Defence taps unis for UAV project

James Riley
Editorial Director

The Defence Science and Technology unit will fund a consortium of four local universities to work with counterparts in the US on developing a next-generation of autonomous vehicles for military purposes.

Defence Industry Minister Melissa Price said the University of Melbourne, Macquarie Uni, UNSW and the Queensland University of Technology would join forces with Boston Uni and MIT to develop a truly autonomous vehicle capable of learning and adapting to unexpected situations.

The four Australian universities would share in $3 million to better understand whether the way in which living creatures “receive, process and react” to environmental and contextual information can then be applied to robots “to improve their perception, navigation and spatial awareness.”

The funding comes via the Defence department’s AusMURI program, a sister program to the US-government’s Multidisciplinary University Research Initiative (MURI).

AusMURI, which is funded up to $25 million through the $730 million Next Generation Technologies Fund, was set up to encourage collaboration between Australian and US universities on undertaking research projects on areas of high priority for building future Defence capability.

In addition to strengthening Australian science and technology capability, AusMURI also aims to build communities of practice at the frontier of defence science. A side benefit would ultimately be in early access to supply chains in emerging areas of technology – and to get top-tier Australian talent into defence sector employment after graduation.

The AusMURI program supports Australian universities that are a part of successful bids through the MURI process in the US.

“Autonomous vehicles help keep troops a safe distance from harm and present solutions to a range of problems faced by our military personnel in the field,” Minister Price said.

“This project is aimed at developing a truly autonomous vehicle capable of learning, adapting to unexpected situations and pursuing complex goals in dynamic and challenging environments,” she said.

“It is a tremendous opportunity for our scientists to collaborate with their counterparts in the United States on research that is vital for the future defence and security of Australia.”

Meanwhile, Ms Price has also announced funding for eight local universities to conduct additional research into human performance aimed at “enhancing war-fighter capability”.

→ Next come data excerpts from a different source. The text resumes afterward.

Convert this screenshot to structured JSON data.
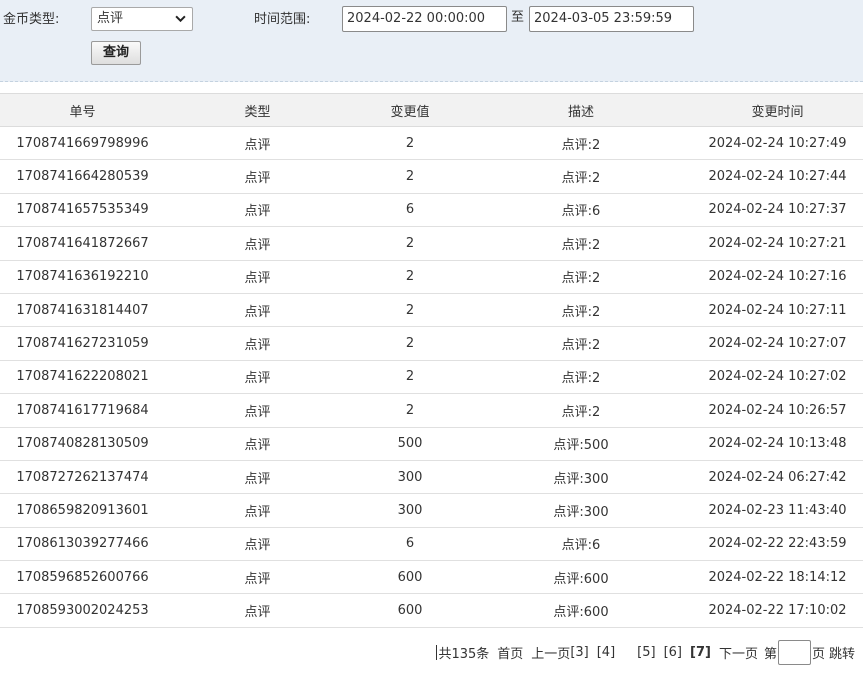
{
  "filters": {
    "coin_type_label": "金币类型:",
    "coin_type_selected": "点评",
    "time_range_label": "时间范围:",
    "start_time": "2024-02-22 00:00:00",
    "to_label": "至",
    "end_time": "2024-03-05 23:59:59",
    "query_button": "查询"
  },
  "table": {
    "headers": [
      "单号",
      "类型",
      "变更值",
      "描述",
      "变更时间"
    ],
    "rows": [
      [
        "1708741669798996",
        "点评",
        "2",
        "点评:2",
        "2024-02-24 10:27:49"
      ],
      [
        "1708741664280539",
        "点评",
        "2",
        "点评:2",
        "2024-02-24 10:27:44"
      ],
      [
        "1708741657535349",
        "点评",
        "6",
        "点评:6",
        "2024-02-24 10:27:37"
      ],
      [
        "1708741641872667",
        "点评",
        "2",
        "点评:2",
        "2024-02-24 10:27:21"
      ],
      [
        "1708741636192210",
        "点评",
        "2",
        "点评:2",
        "2024-02-24 10:27:16"
      ],
      [
        "1708741631814407",
        "点评",
        "2",
        "点评:2",
        "2024-02-24 10:27:11"
      ],
      [
        "1708741627231059",
        "点评",
        "2",
        "点评:2",
        "2024-02-24 10:27:07"
      ],
      [
        "1708741622208021",
        "点评",
        "2",
        "点评:2",
        "2024-02-24 10:27:02"
      ],
      [
        "1708741617719684",
        "点评",
        "2",
        "点评:2",
        "2024-02-24 10:26:57"
      ],
      [
        "1708740828130509",
        "点评",
        "500",
        "点评:500",
        "2024-02-24 10:13:48"
      ],
      [
        "1708727262137474",
        "点评",
        "300",
        "点评:300",
        "2024-02-24 06:27:42"
      ],
      [
        "1708659820913601",
        "点评",
        "300",
        "点评:300",
        "2024-02-23 11:43:40"
      ],
      [
        "1708613039277466",
        "点评",
        "6",
        "点评:6",
        "2024-02-22 22:43:59"
      ],
      [
        "1708596852600766",
        "点评",
        "600",
        "点评:600",
        "2024-02-22 18:14:12"
      ],
      [
        "1708593002024253",
        "点评",
        "600",
        "点评:600",
        "2024-02-22 17:10:02"
      ]
    ]
  },
  "pagination": {
    "total": "共135条",
    "first": "首页",
    "prev": "上一页",
    "pages": [
      "[3]",
      "[4]",
      "[5]",
      "[6]"
    ],
    "current": "[7]",
    "next": "下一页",
    "goto_prefix": "第",
    "goto_suffix": "页",
    "jump": "跳转"
  }
}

The new studies would be carried out through the Human Performance Research network (HPRnet), which is managed by DST, also under the Next Generation Technologies Fund.

Defence received 116 university research proposals to its open call in March this year. Nine studies were selected, ranging from cognitive augmentation, nutrition and gut health to the use of augmented reality, team training and resilience.

The successful universities are Flinders University, La Trobe, Macquarie, UNSW, the University of Queensland, Swinburne, Victoria University and Western Sydney University.

A tenth study by Victoria University and University of Melbourne on Assistive Technologies, to be funded by Diggerworks, was selected from fifteen applications, following a separate HPRnet open call. This brings the total number of Australian Universities engaged in the HPRnet projects to fourteen.